Reply 14. The IOS Theorem deals with precisely this point. Our ability to see structure in our perceptual worlds and to precisely predict how that structure changes as we act, entails nothing about the nature of the objective world except a lower bound on its cardinality. Our perceptual systems can be lousy guides to the truth, and still enjoy all this detailed and accurate prediction of structure and consequences of actions. There is no need for them to be true enough to reality as it is.
But, as we discussed in Reply 13, our representational schemes are broadly useful because they have evolved to be adequately tuned to many fitness functions. It is the adequate tuning to many fitness functions, not adequate tuning to truth, that endows our representational schemes with their broad usefulness.
Chris Fields
Finally, we close with a question raised by Chris Fields, one of the original ten commentators on the ITP paper in the Psychonomic Bulletin & Review.
Comment 15. Why are our perceptual experiences so complex? Visual experience has megapixel bandwidth—we see every furl and crevice in the bark of a tree, every detail in a pattern of leaves, the intricate patterning on cloud tops from 35,000 feet. Why? None of these seem at all connected with fitness, and we see them even when our activity is relaxation. We burn loads of energy analyzing high-resolution perceptions when we seemingly don’t need to. So why isn’t our interface more like a computer’s interface? Why all the gratuitous detail?
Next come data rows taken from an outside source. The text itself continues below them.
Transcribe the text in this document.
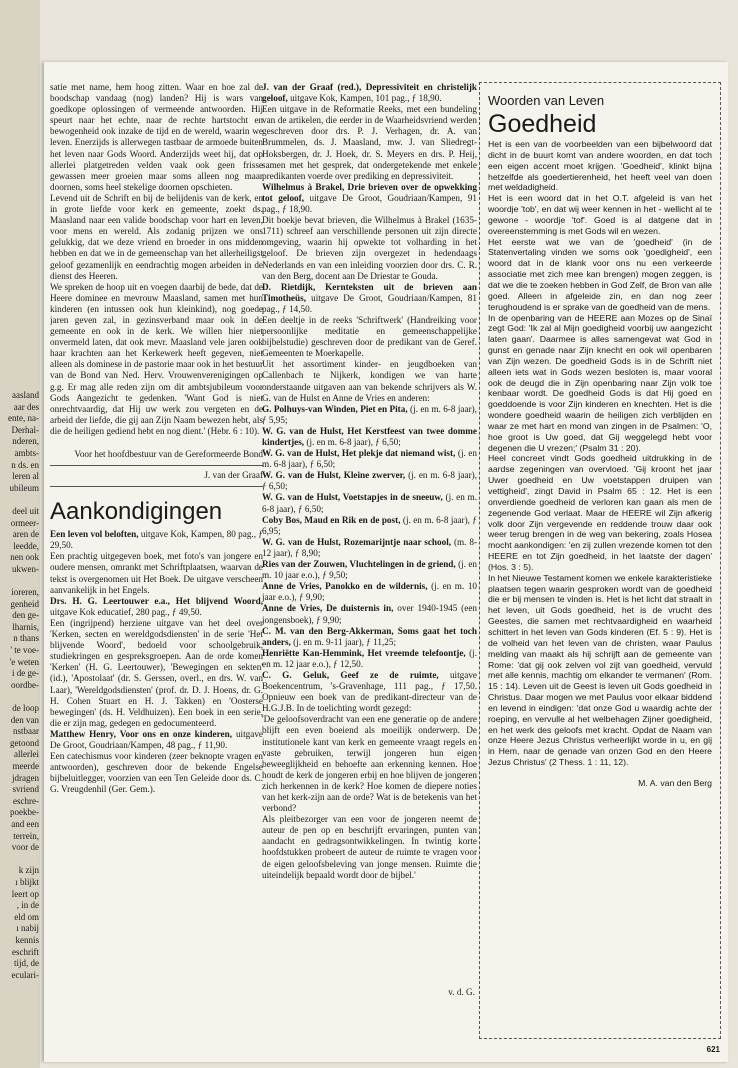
aasland
aar des
ente, na-
Derhal-
nderen,
ambts-
n ds. en
leren al
ubileum

deel uit
ormeer-
aren de
leedde,
nen ook
ukwen-

ioreren,
genheid
den ge-
lharnis,
n thans
' te voe-
'e weten
i de ge-
oordbe-

de loop
den van
nstbaar
getoond
allerlei
meerde
jdragen
svriend
eschre-
poekbe-
and een
terrein,
voor de

k zijn
ı blijkt
leert op
, in de
eld om
ı nabij
kennis
eschrift
tijd, de
eculari-

satie met name, hem hoog zitten. Waar en hoe zal de boodschap vandaag (nog) landen? Hij is wars van goedkope oplossingen of vermeende antwoorden. Hij speurt naar het echte, naar de rechte hartstocht en bewogenheid ook inzake de tijd en de wereld, waarin we leven. Enerzijds is allerwegen tastbaar de armoede buiten het leven naar Gods Woord. Anderzijds weet hij, dat op allerlei platgetreden velden vaak ook geen frisse gewassen meer groeien maar soms alleen nog maar doornen, soms heel stekelige doornen opschieten.

Levend uit de Schrift en bij de belijdenis van de kerk, en in grote liefde voor kerk en gemeente, zoekt ds. Maasland naar een valide boodschap voor hart en leven, voor mens en wereld. Als zodanig prijzen we ons gelukkig, dat we deze vriend en broeder in ons midden hebben en dat we in de gemeenschap van het allerheiligst geloof gezamenlijk en eendrachtig mogen arbeiden in de dienst des Heeren.

We spreken de hoop uit en voegen daarbij de bede, dat de Heere dominee en mevrouw Maasland, samen met hun kinderen (en intussen ook hun kleinkind), nog goede jaren geven zal, in gezinsverband maar ook in de gemeente en ook in de kerk. We willen hier niet onvermeld laten, dat ook mevr. Maasland vele jaren ook haar krachten aan het Kerkewerk heeft gegeven, niet alleen als dominese in de pastorie maar ook in het bestuur van de Bond van Ned. Herv. Vrouwenverenigingen op g.g. Er mag alle reden zijn om dit ambtsjubileum voor Gods Aangezicht te gedenken. 'Want God is niet onrechtvaardig, dat Hij uw werk zou vergeten en de arbeid der liefde, die gij aan Zijn Naam bewezen hebt, als die de heiligen gediend hebt en nog dient.' (Hebr. 6 : 10).

Voor het hoofdbestuur van de Gereformeerde Bond

J. van der Graaf

Aankondigingen

Een leven vol beloften, uitgave Kok, Kampen, 80 pag., ƒ 29,50.

Een prachtig uitgegeven boek, met foto's van jongere en oudere mensen, omrankt met Schriftplaatsen, waarvan de tekst is overgenomen uit Het Boek. De uitgave verscheen aanvankelijk in het Engels.

Drs. H. G. Leertouwer e.a., Het blijvend Woord, uitgave Kok educatief, 280 pag., ƒ 49,50.

Een (ingrijpend) herziene uitgave van het deel over 'Kerken, secten en wereldgodsdiensten' in de serie 'Het blijvende Woord', bedoeld voor schoolgebruik, studiekringen en gespreksgroepen. Aan de orde komen 'Kerken' (H. G. Leertouwer), 'Bewegingen en sekten' (id.), 'Apostolaat' (dr. S. Gerssen, overl., en drs. W. van Laar), 'Wereldgodsdiensten' (prof. dr. D. J. Hoens, dr. G. H. Cohen Stuart en H. J. Takken) en 'Oosterse bewegingen' (ds. H. Veldhuizen). Een boek in een serie, die er zijn mag, gedegen en gedocumenteerd.

Matthew Henry, Voor ons en onze kinderen, uitgave De Groot, Goudriaan/Kampen, 48 pag., ƒ 11,90.

Een catechismus voor kinderen (zeer beknopte vragen en antwoorden), geschreven door de bekende Engelse bijbeluitlegger, voorzien van een Ten Geleide door ds. C. G. Vreugdenhil (Ger. Gem.).

J. van der Graaf (red.), Depressiviteit en christelijk geloof, uitgave Kok, Kampen, 101 pag., ƒ 18,90.

Een uitgave in de Reformatie Reeks, met een bundeling van de artikelen, die eerder in de Waarheidsvriend werden geschreven door drs. P. J. Verhagen, dr. A. van Brummelen, ds. J. Maasland, mw. J. van Sliedregt-Hoksbergen, dr. J. Hoek, dr. S. Meyers en drs. P. Heij, samen met het gesprek, dat ondergetekende met enkele predikanten voerde over prediking en depressiviteit.

Wilhelmus à Brakel, Drie brieven over de opwekking tot geloof, uitgave De Groot, Goudriaan/Kampen, 91 pag., ƒ 18,90.

Dit boekje bevat brieven, die Wilhelmus à Brakel (1635-1711) schreef aan verschillende personen uit zijn directe omgeving, waarin hij opwekte tot volharding in het geloof. De brieven zijn overgezet in hedendaags Nederlands en van een inleiding voorzien door drs. C. R. van den Berg, docent aan De Driestar te Gouda.

D. Rietdijk, Kernteksten uit de brieven aan Timotheüs, uitgave De Groot, Goudriaan/Kampen, 81 pag., ƒ 14,50.

Een deeltje in de reeks 'Schriftwerk' (Handreiking voor persoonlijke meditatie en gemeenschappelijke bijbelstudie) geschreven door de predikant van de Geref. Gemeenten te Moerkapelle.

Uit het assortiment kinder- en jeugdboeken van Callenbach te Nijkerk, kondigen we van harte onderstaande uitgaven aan van bekende schrijvers als W. G. van de Hulst en Anne de Vries en anderen:

G. Polhuys-van Winden, Piet en Pita, (j. en m. 6-8 jaar), ƒ 5,95;

W. G. van de Hulst, Het Kerstfeest van twee domme kindertjes, (j. en m. 6-8 jaar), ƒ 6,50;

W. G. van de Hulst, Het plekje dat niemand wist, (j. en m. 6-8 jaar), ƒ 6,50;

W. G. van de Hulst, Kleine zwerver, (j. en m. 6-8 jaar), ƒ 6,50;

W. G. van de Hulst, Voetstapjes in de sneeuw, (j. en m. 6-8 jaar), ƒ 6,50;

Coby Bos, Maud en Rik en de post, (j. en m. 6-8 jaar), ƒ 6,95;

W. G. van de Hulst, Rozemarijntje naar school, (m. 8-12 jaar), ƒ 8,90;

Ries van der Zouwen, Vluchtelingen in de griend, (j. en m. 10 jaar e.o.), ƒ 9,50;

Anne de Vries, Panokko en de wildernis, (j. en m. 10 jaar e.o.), ƒ 9,90;

Anne de Vries, De duisternis in, over 1940-1945 (een jongensboek), ƒ 9,90;

C. M. van den Berg-Akkerman, Soms gaat het toch anders, (j. en m. 9-11 jaar), ƒ 11,25;

Henriëtte Kan-Hemmink, Het vreemde telefoontje, (j. en m. 12 jaar e.o.), ƒ 12,50.

C. G. Geluk, Geef ze de ruimte, uitgave Boekencentrum, 's-Gravenhage, 111 pag., ƒ 17,50. Opnieuw een boek van de predikant-directeur van de H.G.J.B. In de toelichting wordt gezegd:

'De geloofsoverdracht van een ene generatie op de andere blijft een even boeiend als moeilijk onderwerp. De institutionele kant van kerk en gemeente vraagt regels en vaste gebruiken, terwijl jongeren hun eigen beweeglijkheid en behoefte aan erkenning kennen. Hoe houdt de kerk de jongeren erbij en hoe blijven de jongeren zich herkennen in de kerk? Hoe komen de diepere noties van het kerk-zijn aan de orde? Wat is de betekenis van het verbond?

Als pleitbezorger van een voor de jongeren neemt de auteur de pen op en beschrijft ervaringen, punten van aandacht en gedragsontwikkelingen. In twintig korte hoofdstukken probeert de auteur de ruimte te vragen voor de eigen geloofsbeleving van jonge mensen. Ruimte die uiteindelijk bepaald wordt door de bijbel.'

v. d. G.

Woorden van Leven

Goedheid

Het is een van de voorbeelden van een bijbelwoord dat dicht in de buurt komt van andere woorden, en dat toch een eigen accent moet krijgen. 'Goedheid', klinkt bijna hetzelfde als goedertierenheid, het heeft veel van doen met weldadigheid.

Het is een woord dat in het O.T. afgeleid is van het woordje 'tob', en dat wij weer kennen in het - wellicht al te gewone - woordje 'tof'. Goed is al datgene dat in overeenstemming is met Gods wil en wezen.

Het eerste wat we van de 'goedheid' (in de Statenvertaling vinden we soms ook 'goedigheid', een woord dat in de klank voor ons nu een verkeerde associatie met zich mee kan brengen) mogen zeggen, is dat we die te zoeken hebben in God Zelf, de Bron van alle goed. Alleen in afgeleide zin, en dan nog zeer terughoudend is er sprake van de goedheid van de mens.

In de openbaring van de HEERE aan Mozes op de Sinaï zegt God: 'Ik zal al Mijn goedigheid voorbij uw aangezicht laten gaan'. Daarmee is alles samengevat wat God in gunst en genade naar Zijn knecht en ook wil openbaren van Zijn wezen. De goedheid Gods is in de Schrift niet alleen iets wat in Gods wezen besloten is, maar vooral ook de deugd die in Zijn openbaring naar Zijn volk toe kenbaar wordt. De goedheid Gods is dat Hij goed en goeddoende is voor Zijn kinderen en knechten. Het is die wondere goedheid waarin de heiligen zich verblijden en waar ze met hart en mond van zingen in de Psalmen: 'O, hoe groot is Uw goed, dat Gij weggelegd hebt voor degenen die U vrezen;' (Psalm 31 : 20).

Heel concreet vindt Gods goedheid uitdrukking in de aardse zegeningen van overvloed. 'Gij kroont het jaar Uwer goedheid en Uw voetstappen druipen van vettigheid', zingt David in Psalm 65 : 12. Het is een onverdiende goedheid de verloren kan gaan als men de zegenende God verlaat. Maar de HEERE wil Zijn afkerig volk door Zijn vergevende en reddende trouw daar ook weer terug brengen in de weg van bekering, zoals Hosea mocht aankondigen: 'en zij zullen vrezende komen tot den HEERE en tot Zijn goedheid, in het laatste der dagen' (Hos. 3 : 5).

In het Nieuwe Testament komen we enkele karakteristieke plaatsen tegen waarin gesproken wordt van de goedheid die er bij mensen te vinden is. Het is het licht dat straalt in het leven, uit Gods goedheid, het is de vrucht des Geestes, die samen met rechtvaardigheid en waarheid schittert in het leven van Gods kinderen (Ef. 5 : 9). Het is de volheid van het leven van de christen, waar Paulus melding van maakt als hij schrijft aan de gemeente van Rome: 'dat gij ook zelven vol zijt van goedheid, vervuld met alle kennis, machtig om elkander te vermanen' (Rom. 15 : 14). Leven uit de Geest is leven uit Gods goedheid in Christus. Daar mogen we met Paulus voor elkaar biddend en levend in eindigen: 'dat onze God u waardig achte der roeping, en vervulle al het welbehagen Zijner goedigheid, en het werk des geloofs met kracht. Opdat de Naam van onze Heere Jezus Christus verheerlijkt worde in u, en gij in Hem, naar de genade van onzen God en den Heere Jezus Christus' (2 Thess. 1 : 11, 12).

M. A. van den Berg

621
Why not save the energy when there’s no task at hand?
It is interesting, pleasurable, arousing of curiosity. These all have something to do with fitness. Detail is useful in some contexts, even if not all. We may need detail quickly when surprised. Maybe it’s too hard to switch from high-resolution to some stripped-down low-resolution view of the world.
But none these are terribly satisfying. There seems to be a gap here, a story that ITP needs to tell.
Reply 15. Change blindness demonstrations suggest that our perceptual experiences are richly detailed at most in a small region of visual space, perhaps only one or two degrees of visual angle in diameter. It might seem that we see much of the world in high resolution, but this is an illusion. Thus, according to ITP, our visual world is not just an interface, but an interface that we create piecemeal, on the fly, and only as much as we need in the moment. Peripheral vision is part of the interface, of course, but is computed at much lower resolution. Visual attention determines which parts of the interface we construct in greater detail at any moment. And attention itself is driven by the needs of fitness.
In addition, once a perceptual system has evolved in a specific way, it will of course continue to process information in that manner. High-resolution foveal vision clearly has huge fitness advantages (especially for predators and tree-dwelling creatures), but that does not mean that one can simply “turn off” this hard-wired mechanism in more relaxed situations where high resolution is not crucially needed for survival.
Conclusion
One of the hallmarks of a scientific theory is falsifiability, and among the strengths of science are its vigorous attempts to test and possibly falsify theories. Of course, it is human nature to prefer to falsify someone else’s theory; we are less inclined to be as vigorous in trying to falsify our own theories. But, for salubrious science, it must be done. So, for providing this essential service, we again thank John Hummel, J. Scott Jordan, Gary Lupyan, and the original ten commentators on our target article for their insightful and thought-provoking critiques.